LE RAPPROCHEMENT SINO-AMERICAIN (novembre 1972)
Après avoir rompu
toutes relations avec la Chine populaire pendant plus de
vingt
ans et travaillé à instaurer un sévère
blocus autour d'elle, les Etats-Unis ont renoué spectaculairement
avec le régime de Mao, en envoyant Nixon Lui-même à Pékin au début de cette année
1972.
Depuis 1949, le régime maoïste s'était forgé une légende
d'anti-impérialiste intraitable. Elle était due en très grande partie à cette
rupture avec les USA qui n’était pourtant pas le fait
de la Chine populaire. Le voyage de Nixon lui-même, dans la mesure où, pour rétablir le contact, c'était lui
qui se rendait à Pékin et non un dirigeant
Chinois à Washington, a pu être enregistré partout comme une victoire de la
Chine populaire sur l'impérialisme.
En fait, du début à la fin, lors de la rupture comme lors du
rapprochement, ce sont les Etats-Unis qui ont
toujours eu, pris et conservé l'initiative.
LES RAISONS DU REVIREMENT DE LA POLITIQUE AMÉRICAINE
A L'EGARD DE LA CHINE MAOISTE
En 1949 les Etats-Unis ont rompu
avec la Chine populaire, dans le contexte de la guerre froide, pour signifier
clairement qu'ils n'accepteraient aucun changement dans le rapport des forces sur l'échiquier mondial en
faveur du camp soviétique. En recherchant
l'alliance de l'URSS, et bien qu'ils ne recherchassent pas exclusivement cette
alliance-là, les maoïstes se rangeaient
dans le camp ennemi, et furent traités comme tels. C'était un avertissement pour tous les pays ou gouvernements qui
auraient pu être tentés, soit de
s'allier avec l'URSS, soit tout simplement de jouer dans leurs intérêts propres de l'antagonisme entre l'URSS et les
Etats-Unis. Ceux-ci les sommaient de choisir sans échappatoire possible.

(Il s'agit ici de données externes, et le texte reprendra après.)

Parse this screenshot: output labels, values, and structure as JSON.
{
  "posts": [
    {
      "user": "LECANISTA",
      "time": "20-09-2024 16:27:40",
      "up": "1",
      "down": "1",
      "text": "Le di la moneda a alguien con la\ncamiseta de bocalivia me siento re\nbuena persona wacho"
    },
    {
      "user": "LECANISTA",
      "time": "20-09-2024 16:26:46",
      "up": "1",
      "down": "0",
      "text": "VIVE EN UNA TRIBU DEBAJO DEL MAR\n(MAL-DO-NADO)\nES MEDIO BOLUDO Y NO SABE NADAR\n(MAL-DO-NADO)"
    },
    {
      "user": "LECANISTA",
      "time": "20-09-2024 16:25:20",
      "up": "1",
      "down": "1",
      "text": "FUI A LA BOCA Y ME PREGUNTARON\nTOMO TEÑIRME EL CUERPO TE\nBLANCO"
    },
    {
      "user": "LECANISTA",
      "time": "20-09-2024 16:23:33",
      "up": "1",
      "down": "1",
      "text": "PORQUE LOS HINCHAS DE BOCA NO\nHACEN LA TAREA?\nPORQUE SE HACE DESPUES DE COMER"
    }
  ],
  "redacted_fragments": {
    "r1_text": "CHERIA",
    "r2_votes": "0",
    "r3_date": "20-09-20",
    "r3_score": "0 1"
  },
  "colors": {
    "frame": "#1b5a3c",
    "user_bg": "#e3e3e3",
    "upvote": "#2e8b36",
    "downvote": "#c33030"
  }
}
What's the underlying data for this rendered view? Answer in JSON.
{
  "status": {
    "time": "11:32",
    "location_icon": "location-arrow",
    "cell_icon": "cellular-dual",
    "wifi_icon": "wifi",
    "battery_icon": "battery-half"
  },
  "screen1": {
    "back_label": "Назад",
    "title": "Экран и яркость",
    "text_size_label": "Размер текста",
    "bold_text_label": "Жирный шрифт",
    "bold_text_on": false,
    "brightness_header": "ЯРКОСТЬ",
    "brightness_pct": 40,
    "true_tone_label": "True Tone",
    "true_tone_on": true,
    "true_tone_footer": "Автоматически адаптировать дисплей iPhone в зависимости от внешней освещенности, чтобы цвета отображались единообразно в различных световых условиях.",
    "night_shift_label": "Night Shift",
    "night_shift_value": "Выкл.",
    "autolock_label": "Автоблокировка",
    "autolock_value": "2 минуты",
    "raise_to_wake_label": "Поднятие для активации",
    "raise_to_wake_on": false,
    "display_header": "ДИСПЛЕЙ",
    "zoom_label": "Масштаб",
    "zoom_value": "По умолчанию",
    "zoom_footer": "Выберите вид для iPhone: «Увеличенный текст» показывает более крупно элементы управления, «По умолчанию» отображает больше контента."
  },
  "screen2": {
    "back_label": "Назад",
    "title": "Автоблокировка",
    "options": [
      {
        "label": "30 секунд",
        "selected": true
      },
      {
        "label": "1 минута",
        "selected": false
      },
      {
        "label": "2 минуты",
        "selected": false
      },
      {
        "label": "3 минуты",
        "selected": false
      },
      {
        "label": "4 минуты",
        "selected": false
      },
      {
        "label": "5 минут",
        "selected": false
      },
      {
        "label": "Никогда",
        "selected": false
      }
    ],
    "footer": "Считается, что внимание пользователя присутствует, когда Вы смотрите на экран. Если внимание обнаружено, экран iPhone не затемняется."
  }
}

D'autre part en envoyant leurs navires de guerre protéger Formose les
USA mettaient tout simplement en pratique la
politique du "containment" qui allait être la leur dans les années suivantes sur tous les fronts du bloc
soviétique. Mais par là ils s'opposaient
aux aspirations nationalistes des maoïstes, empêchaient la réalisation complète
de l'unité chinoise et se liaient
complètement avec la clique Chiang-Kai-Shek contre le régime de Mao.
Dans les années 70 la
situation a radicalement changé. Tout d'abord la politique de guerre
froide et de containment a été abandonnée au profit d'une politique beaucoup
plus souple de l'impérialisme
américain tant vis-à-vis de l'URSS et de ses alliés que des mouvements nationalistes du Tiers Monde. D'autre
part l'exemple que pouvait donner la Chine
à ce Tiers Monde a perdu beaucoup de sa force. Au bout de vingt ans les limites
évidentes de l'expérience chinoise ont bien
émoussé ce qu'elle pouvait avoir d'exemplaire pour tous les pays sous-développés et réduit du coup les craintes de
contagion possible que pouvait
nourrir l'impérialisme à cet égard. D'autant plus que la politique extérieure
des maoïstes a eu largement le temps de
faire la preuve que susciter ou aider des révolutions semblables à la leur dans d'autres pays était bien le cadet de
leurs soucis.
Enfin et surtout, la rupture intervenue entre l'URSS et la Chine dans
les années 60,
rupture due aux craintes de la Chine d'être sacrifiée par son
alliée au rapprochement soviéto-américain, modifiait complètement
le jeu politique mondial, coupait la Chine du
bloc soviétique, effaçait par là le principal grief des Etats-Unis envers la
Chine maoïste, et en même temps
donnait à ces Etats-Unis la possibilité de jouer la Chine et l'URSS
l'une contre l'autre.
Toutes ces raisons expliquent la révision de la politique chinoise des
Etats-Unis. Celle-ci s'était forgée dans un tout autre
contexte, qui n'existe plus depuis des années. Elle était devenue anachronique. Bien plus, la perpétuer devenait
contraire aux intérêts mêmes des Etats-Unis.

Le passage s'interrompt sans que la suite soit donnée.